PATRICK STRAUMANN

GAMBLING, GODS AND LSD (PETER METTLER)

SELECTION CINEMA

Gambling, Gods and LSD ist der sechste abend­füllende Film des Kanadaschweizers Peter Mettler, der neben seiner Praxis als Filme­macher auch schon für Bruce McDonald und Atom Egoyan die Kamera führte. In seinem Anspruch, metaphysische Rituale ästhetisch darzustellen, situiert sich der Film willentlich auf der Trennlinie zwischen Fiktion und Doku­mentation. Wie Mettlers frühere Arbeiten je­doch lässt sich auch diese Produktion als Ver­such qualifizieren, «Unsichtbares sichtbar zu machen». Tatsächlich scheint dieses Credo - es lieferte auch den Titel zu einer Publikation, die Mettler 1995 gewidmet wurde - die Thematik von Gambling, Gods and LSD vorauszuneh­men: Der Film versteht sich als gross angelegte, die Kontinente überschreitende Untersuchung der Transzendenz.
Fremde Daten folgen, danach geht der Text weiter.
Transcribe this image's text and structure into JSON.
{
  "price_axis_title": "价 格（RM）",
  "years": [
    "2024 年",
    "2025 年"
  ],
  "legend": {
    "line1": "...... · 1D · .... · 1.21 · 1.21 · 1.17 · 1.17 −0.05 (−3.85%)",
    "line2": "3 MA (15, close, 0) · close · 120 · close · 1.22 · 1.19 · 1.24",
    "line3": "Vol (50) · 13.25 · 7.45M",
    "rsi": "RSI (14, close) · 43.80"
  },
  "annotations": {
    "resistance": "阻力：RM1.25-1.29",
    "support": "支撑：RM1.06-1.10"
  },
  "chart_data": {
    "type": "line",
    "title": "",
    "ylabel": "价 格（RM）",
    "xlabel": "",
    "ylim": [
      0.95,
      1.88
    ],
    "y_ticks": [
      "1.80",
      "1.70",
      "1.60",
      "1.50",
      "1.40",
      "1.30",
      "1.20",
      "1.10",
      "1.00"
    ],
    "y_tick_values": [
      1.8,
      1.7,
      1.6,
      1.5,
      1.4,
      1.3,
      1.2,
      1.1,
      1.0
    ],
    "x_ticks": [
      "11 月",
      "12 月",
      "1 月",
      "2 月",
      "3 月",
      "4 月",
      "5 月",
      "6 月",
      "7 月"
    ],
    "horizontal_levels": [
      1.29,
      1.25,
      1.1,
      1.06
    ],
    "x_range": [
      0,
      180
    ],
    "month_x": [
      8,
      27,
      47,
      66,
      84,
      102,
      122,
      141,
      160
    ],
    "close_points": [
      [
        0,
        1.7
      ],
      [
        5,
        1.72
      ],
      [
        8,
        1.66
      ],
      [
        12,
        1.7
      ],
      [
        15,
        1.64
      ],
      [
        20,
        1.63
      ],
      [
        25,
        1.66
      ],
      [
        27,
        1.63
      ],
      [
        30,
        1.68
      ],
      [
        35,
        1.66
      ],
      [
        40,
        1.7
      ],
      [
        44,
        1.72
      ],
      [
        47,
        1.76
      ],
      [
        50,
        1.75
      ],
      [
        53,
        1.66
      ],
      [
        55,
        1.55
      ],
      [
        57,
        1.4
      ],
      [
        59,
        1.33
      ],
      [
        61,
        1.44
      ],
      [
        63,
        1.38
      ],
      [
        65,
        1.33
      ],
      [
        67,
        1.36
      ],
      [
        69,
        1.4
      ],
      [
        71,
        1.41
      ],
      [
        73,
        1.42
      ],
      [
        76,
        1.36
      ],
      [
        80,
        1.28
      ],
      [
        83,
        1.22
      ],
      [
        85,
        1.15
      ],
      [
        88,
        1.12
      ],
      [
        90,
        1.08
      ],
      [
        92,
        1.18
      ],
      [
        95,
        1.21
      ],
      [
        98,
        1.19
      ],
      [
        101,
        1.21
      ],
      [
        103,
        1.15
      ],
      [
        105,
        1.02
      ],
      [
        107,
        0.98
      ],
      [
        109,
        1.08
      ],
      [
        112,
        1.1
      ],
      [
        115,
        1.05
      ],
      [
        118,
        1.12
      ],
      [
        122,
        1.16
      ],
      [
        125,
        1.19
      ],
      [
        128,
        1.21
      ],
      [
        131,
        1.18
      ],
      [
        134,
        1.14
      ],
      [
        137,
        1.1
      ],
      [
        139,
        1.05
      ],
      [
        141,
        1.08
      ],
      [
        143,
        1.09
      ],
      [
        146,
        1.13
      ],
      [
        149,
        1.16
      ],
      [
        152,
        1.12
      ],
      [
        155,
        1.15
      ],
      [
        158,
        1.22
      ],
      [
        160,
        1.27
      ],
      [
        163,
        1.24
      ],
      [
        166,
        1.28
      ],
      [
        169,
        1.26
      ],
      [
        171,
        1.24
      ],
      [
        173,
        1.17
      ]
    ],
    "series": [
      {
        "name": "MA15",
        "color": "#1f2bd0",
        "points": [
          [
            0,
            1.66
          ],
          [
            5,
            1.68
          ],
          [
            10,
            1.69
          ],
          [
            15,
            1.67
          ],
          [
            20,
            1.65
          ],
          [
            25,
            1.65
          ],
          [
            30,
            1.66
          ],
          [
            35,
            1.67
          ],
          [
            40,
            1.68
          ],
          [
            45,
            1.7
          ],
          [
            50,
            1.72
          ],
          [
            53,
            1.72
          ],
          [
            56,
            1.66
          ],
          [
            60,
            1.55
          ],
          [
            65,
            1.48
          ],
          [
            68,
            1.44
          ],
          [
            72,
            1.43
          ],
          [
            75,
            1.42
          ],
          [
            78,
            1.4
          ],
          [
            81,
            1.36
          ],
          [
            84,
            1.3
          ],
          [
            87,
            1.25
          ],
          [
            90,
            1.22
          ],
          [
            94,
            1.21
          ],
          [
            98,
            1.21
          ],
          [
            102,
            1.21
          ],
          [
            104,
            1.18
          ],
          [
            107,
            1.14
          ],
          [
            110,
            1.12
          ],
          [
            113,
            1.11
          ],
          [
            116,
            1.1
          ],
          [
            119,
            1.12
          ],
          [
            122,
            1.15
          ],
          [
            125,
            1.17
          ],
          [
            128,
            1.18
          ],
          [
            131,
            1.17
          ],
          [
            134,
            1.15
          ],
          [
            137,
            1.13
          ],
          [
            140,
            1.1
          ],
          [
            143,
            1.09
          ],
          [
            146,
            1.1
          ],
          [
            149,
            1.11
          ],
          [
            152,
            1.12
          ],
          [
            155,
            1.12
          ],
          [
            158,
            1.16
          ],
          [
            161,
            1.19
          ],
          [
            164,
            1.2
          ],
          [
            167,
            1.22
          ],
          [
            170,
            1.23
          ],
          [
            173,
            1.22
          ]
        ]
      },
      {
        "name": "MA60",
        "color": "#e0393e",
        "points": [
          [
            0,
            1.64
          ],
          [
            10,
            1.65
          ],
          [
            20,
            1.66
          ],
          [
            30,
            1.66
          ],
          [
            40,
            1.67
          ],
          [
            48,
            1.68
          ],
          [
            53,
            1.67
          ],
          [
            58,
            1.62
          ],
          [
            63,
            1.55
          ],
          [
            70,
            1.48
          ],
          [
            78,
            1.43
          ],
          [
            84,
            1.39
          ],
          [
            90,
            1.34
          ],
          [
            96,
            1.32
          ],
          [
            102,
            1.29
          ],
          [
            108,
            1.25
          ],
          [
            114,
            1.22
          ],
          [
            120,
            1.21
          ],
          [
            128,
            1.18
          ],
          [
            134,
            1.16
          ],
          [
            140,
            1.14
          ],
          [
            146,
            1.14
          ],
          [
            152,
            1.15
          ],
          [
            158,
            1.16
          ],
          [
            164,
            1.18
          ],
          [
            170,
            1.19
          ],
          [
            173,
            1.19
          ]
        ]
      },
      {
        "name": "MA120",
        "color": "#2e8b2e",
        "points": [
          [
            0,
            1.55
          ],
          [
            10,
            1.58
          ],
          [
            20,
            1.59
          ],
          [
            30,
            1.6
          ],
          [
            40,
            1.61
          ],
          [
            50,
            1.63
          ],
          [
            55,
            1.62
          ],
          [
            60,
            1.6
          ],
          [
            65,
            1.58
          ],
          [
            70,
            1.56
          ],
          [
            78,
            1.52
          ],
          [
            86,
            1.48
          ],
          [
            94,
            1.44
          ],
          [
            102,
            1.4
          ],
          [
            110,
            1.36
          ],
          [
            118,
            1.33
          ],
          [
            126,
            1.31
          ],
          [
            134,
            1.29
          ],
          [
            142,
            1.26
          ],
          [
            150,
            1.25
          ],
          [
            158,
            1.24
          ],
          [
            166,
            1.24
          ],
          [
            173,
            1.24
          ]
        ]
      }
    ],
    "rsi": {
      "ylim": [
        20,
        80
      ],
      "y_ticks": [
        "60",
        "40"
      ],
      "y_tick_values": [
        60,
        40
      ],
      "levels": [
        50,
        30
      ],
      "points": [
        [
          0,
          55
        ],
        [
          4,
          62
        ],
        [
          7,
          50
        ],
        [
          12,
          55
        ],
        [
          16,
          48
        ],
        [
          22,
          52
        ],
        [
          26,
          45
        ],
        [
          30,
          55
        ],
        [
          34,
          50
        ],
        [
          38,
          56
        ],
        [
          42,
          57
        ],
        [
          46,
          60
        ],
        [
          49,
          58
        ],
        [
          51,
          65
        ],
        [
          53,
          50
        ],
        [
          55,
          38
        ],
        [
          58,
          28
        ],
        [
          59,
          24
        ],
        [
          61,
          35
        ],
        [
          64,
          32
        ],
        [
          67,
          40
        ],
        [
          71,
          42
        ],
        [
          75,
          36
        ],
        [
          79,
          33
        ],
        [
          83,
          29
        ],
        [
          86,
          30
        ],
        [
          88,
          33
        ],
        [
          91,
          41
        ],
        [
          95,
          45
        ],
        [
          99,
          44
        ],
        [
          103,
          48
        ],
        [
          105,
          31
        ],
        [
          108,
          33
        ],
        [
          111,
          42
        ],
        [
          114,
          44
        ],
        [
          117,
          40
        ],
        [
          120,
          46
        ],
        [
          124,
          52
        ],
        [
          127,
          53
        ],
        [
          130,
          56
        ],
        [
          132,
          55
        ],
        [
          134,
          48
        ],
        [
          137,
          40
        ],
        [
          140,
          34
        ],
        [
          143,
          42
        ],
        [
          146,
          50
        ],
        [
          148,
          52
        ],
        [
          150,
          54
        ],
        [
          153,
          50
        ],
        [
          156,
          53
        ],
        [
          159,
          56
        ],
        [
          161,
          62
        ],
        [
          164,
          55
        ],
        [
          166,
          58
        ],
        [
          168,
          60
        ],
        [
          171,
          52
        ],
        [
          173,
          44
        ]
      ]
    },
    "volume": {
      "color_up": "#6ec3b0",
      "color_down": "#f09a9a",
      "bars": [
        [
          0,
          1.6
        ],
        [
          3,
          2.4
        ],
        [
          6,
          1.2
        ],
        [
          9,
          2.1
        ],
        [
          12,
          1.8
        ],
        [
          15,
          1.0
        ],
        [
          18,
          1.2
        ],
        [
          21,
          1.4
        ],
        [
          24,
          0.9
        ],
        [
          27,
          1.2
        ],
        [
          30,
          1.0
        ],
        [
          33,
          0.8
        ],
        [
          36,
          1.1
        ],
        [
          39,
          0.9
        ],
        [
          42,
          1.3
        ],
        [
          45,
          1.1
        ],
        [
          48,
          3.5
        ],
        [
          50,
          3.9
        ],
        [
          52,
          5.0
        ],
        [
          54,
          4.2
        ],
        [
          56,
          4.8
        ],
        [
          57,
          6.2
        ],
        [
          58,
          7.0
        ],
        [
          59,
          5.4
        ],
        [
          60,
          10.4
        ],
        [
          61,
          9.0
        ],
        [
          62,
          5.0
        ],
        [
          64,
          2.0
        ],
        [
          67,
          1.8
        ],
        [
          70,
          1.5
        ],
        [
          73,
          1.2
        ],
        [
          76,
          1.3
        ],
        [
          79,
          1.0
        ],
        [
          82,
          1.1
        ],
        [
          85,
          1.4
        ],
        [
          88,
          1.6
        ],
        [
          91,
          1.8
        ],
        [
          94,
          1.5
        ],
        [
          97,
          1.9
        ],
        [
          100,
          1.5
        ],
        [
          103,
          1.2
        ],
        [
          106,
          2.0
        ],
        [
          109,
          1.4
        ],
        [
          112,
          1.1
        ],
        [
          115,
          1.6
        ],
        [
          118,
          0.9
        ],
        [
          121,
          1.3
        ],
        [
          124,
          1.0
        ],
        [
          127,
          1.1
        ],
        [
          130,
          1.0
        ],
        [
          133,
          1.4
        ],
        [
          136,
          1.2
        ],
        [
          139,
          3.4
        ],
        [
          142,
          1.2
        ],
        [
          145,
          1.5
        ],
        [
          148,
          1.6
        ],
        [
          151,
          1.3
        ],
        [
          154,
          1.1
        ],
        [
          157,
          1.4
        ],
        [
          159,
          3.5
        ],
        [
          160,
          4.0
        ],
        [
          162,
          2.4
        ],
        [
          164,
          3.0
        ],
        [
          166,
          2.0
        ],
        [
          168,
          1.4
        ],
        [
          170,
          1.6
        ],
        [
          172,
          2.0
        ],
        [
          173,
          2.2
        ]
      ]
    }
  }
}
Gambling, Gods and LSD beginnt in To­ronto, wo sich Mettler mit einem Freund über dessen Drogensucht unterhält; dazwischen­geschnitten sind Bilder der Flughafenpiste so­wie Aufnahmen von den Bildschirmen der Fluglotsen, von Kabelsträngen und von Flug­zeugen. Dasselbe Prinzip - die Konfrontation von Gesprächen mit illustrativen und assoziati­ven Einstellungen - prägt auch die folgenden Sequenzen, die jeweils in Nevada, in der Schweiz und in Indien aufgenommen wurden. Das Fazit, das der Regisseur aus seinen Ge­sprächen zieht, stützt das Postulat des Films nach globaler Geltung: «Je weiter ich reise, umso deutlicher erkenne ich Ähnlichkeiten - dieselben Wünsche, Gesten, Fragen.»

Die spirituellen Erfahrungen, in welche die lose zusammenhängenden Szenen Einblick geben, sind indessen unterschiedlich. Erstaun­licherweise erweisen sich jene Sequenzen am stärksten, die den metaphysischen Anspruch mit der Banalität des Alltags kollidieren lassen wie beispielsweise das Porträt einer jungen Frau, die sich in Las Vegas mittels eines apo­kalyptischen Apparats, der direkt aus Kafkas Strafkolonie zu stammen scheint, ihr «eroti­sches Potenzial» messen lassen will.

Eine weitere Qualität des Films liegt in sei­ner sorgfältig claborierten Struktur, die ihm seine fragile, aber überzeugende Form verleiht. Unverhoffte Unterstützung findet diese assoziative Verkettung von Fragmenten in den Sät­zen jenes Zürcher Biochemikers, den seine For­schungsergebnisse zur Überzeugung gebracht haben, dass sich «lebende Organismen via Zell­materialaustausch genetisch auch horizontal» beeinflussen könnten: Diese ebenfalls von Cro­nenberg formulierte Idee - die wechselseitige Kontamination von a priori unabhängigen Organismen - illustriert Mettler wiederum mit Aufnahmen von Bächen, Rinnsalen und Flüs­sen, die im Film wiederholt auftauchen.

Auch wenn der Film ästhetisch und kon­zeptuell gelungen ist, kann dies nicht darüber hinwegtäuschen, dass er seinem innersten An­spruch - der Visualisierung der Transzendenz - nicht immer genügen kann. Gerade wenn die Bildsprache an Präzision verliert, macht sich der Verzicht auf den sprachlichen Ausdruck bemerkbar: Dies wird zumal in der letzten Szene des Films deutlich, deren visuelle Schön­heit mit ihrer verbalen Unschärfe kontrastiert: «Es geht um das Leben der Menschen», um­reisst Mettler im Off seinen Film, «es geht um den Zustand der Menschen.»

Patrick Straumann
geb. 1964, studierte Filmwissenschaft, arbeitet als freier Filmjournalist, lebt in Paris.